By Bonnie Adams, Government Editor
Westborough – After years of debate, scrapped plans and different funding proposals, Westborough voters have decided that now is the time to finally build a new fire station. It still took more than an hour of discussion at the Oct. 15 Special Town Meeting (STM), but when the final vote was tallied, the motion to approve the requested $11.2 million was passed.
Voters at the March 17 STM had actually also approved a request to build a new Fire Station. But because that motion would have also required the funds be paid as a debt exclusion outside the Proposition 2 ? ?levy limit, it also required approval via a ballot vote, which ultimately failed.
For the Oct. 15 STM, the request was presented as a debt exclusion within the levy limit, which does not require a ballot vote.
According to Town Manager Jim Malloy, the town will borrow $10,008,000 and use $1.2 million from free cash. The first year, which will be the highest debt service, is estimated to be approximately $850,608 or $109 for the average family home. The $11.2 million will finance the final design and construction of the new station, as well as demolish the current building.
Officials have said over the past year that a new fire station was necessary because the current one, built in the late 1880s, is not structurally sound. It has a number of code violations including mold, water damage and structural cracks throughout the building.
Several residents at the STM questioned the validity of those claims. Others asked why the proposal was coming before the voters before a final design plan had been created.

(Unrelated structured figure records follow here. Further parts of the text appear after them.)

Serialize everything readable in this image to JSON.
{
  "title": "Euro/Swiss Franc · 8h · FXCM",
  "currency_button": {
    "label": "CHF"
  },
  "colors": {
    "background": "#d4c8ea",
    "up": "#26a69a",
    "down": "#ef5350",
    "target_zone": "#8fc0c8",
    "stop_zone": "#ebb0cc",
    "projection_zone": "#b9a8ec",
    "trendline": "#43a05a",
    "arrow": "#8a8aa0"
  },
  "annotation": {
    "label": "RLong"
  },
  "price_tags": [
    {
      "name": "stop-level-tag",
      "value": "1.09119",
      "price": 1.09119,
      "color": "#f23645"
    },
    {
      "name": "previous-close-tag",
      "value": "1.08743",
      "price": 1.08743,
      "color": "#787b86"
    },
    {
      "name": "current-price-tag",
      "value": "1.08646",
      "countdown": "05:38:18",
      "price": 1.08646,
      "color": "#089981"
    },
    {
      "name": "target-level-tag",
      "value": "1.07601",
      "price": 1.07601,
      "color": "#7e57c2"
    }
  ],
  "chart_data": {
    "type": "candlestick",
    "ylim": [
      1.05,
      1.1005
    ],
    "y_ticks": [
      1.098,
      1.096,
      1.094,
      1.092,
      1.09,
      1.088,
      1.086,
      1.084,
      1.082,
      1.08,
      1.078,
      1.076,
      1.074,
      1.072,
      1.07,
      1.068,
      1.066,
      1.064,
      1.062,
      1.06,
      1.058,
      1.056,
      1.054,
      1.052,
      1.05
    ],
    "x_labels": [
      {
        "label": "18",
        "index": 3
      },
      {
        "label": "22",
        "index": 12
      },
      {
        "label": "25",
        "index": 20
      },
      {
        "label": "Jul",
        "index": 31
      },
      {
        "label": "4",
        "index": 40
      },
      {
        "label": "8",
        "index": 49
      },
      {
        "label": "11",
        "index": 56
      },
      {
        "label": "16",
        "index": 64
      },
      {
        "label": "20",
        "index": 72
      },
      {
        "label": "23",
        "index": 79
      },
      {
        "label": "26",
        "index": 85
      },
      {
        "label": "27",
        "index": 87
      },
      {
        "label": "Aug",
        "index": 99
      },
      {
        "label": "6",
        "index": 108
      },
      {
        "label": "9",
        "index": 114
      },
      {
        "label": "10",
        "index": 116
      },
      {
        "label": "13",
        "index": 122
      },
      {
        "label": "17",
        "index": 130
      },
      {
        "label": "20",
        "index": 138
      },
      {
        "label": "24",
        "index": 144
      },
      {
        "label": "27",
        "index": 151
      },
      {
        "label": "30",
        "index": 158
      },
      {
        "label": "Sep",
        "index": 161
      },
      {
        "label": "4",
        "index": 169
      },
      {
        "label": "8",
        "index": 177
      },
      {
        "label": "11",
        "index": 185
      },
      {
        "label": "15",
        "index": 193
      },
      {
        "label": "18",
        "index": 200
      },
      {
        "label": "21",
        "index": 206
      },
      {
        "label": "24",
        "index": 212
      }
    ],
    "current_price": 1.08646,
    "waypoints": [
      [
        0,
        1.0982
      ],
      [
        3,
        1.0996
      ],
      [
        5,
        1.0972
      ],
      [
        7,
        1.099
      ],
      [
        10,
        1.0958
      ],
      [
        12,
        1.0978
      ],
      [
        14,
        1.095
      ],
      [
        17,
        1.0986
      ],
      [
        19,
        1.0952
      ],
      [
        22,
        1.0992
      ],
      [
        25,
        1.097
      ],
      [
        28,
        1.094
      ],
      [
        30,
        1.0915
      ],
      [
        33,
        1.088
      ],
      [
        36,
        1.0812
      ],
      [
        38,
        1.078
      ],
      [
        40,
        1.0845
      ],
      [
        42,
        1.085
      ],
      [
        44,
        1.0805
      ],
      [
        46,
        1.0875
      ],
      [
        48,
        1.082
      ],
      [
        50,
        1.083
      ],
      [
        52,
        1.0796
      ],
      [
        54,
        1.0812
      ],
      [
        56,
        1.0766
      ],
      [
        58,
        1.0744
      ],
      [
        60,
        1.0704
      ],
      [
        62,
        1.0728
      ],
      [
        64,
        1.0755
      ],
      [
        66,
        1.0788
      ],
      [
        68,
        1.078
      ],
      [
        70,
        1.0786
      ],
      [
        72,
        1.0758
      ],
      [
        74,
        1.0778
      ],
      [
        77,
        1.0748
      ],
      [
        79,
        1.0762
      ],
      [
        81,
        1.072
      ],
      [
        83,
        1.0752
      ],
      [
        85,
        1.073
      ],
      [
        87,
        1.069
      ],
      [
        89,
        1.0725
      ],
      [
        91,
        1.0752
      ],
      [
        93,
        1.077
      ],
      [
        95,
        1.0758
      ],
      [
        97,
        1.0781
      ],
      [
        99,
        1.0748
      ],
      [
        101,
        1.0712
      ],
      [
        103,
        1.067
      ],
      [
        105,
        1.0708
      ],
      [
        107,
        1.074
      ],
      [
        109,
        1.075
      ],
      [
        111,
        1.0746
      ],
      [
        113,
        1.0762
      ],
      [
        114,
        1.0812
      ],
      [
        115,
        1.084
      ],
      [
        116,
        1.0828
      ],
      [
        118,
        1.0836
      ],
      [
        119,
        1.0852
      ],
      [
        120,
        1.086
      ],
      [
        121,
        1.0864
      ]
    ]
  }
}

Bob Brown, the vice chair of the Municipal Buildings Committee (MBC), explained that the MBC felt it wiser to not spend potentially hundreds of thousands of dollars on a design plan for a project that may then never get approved. That had happened on a previous proposal for a public safety complex, he said.
The $11.2 million was the cap on the fire station project, he added.
“But if we can do it for less, we'sl do it for less,” he added.
Several residents questioned if the town needed a station that would be nearly double the size of the current 14,000 square foot station. Others asked why the new building needed an emergency operating center that could seat 48 people.
Brian Humes, an architect from Jacunski Humes Architects, LLC, a firm contracted by the town, noted that the new building was designed for future expansion and would serve the town's needs for at least the next fifty years.
“The primary purpose of the center will be for training,” he added.
Fire Chief Nick Perron agreed that the center was a necessity.
“Now we either have to squeeze people in [to the current training room], or run two sessions,” he added.
Leigh Emery, the chair of the Board of Selectmen, expressed frustration at some of the comments made by opponents to the article.
“We'se been working on [a proposal for a new Fire Station] for fifteen years,” she said.
If [opponents] had taken one of the tours offered by the Fire Department, they would have seen how unsound it actually is, she added.
Brown noted that there would be ample opportunities for residents to express their opinions on the project's design elements. The project would also need to go through all of the town's customary permitting procedures throughout the entire process.
The voters then approved the measure by the required majority vote, 233-96.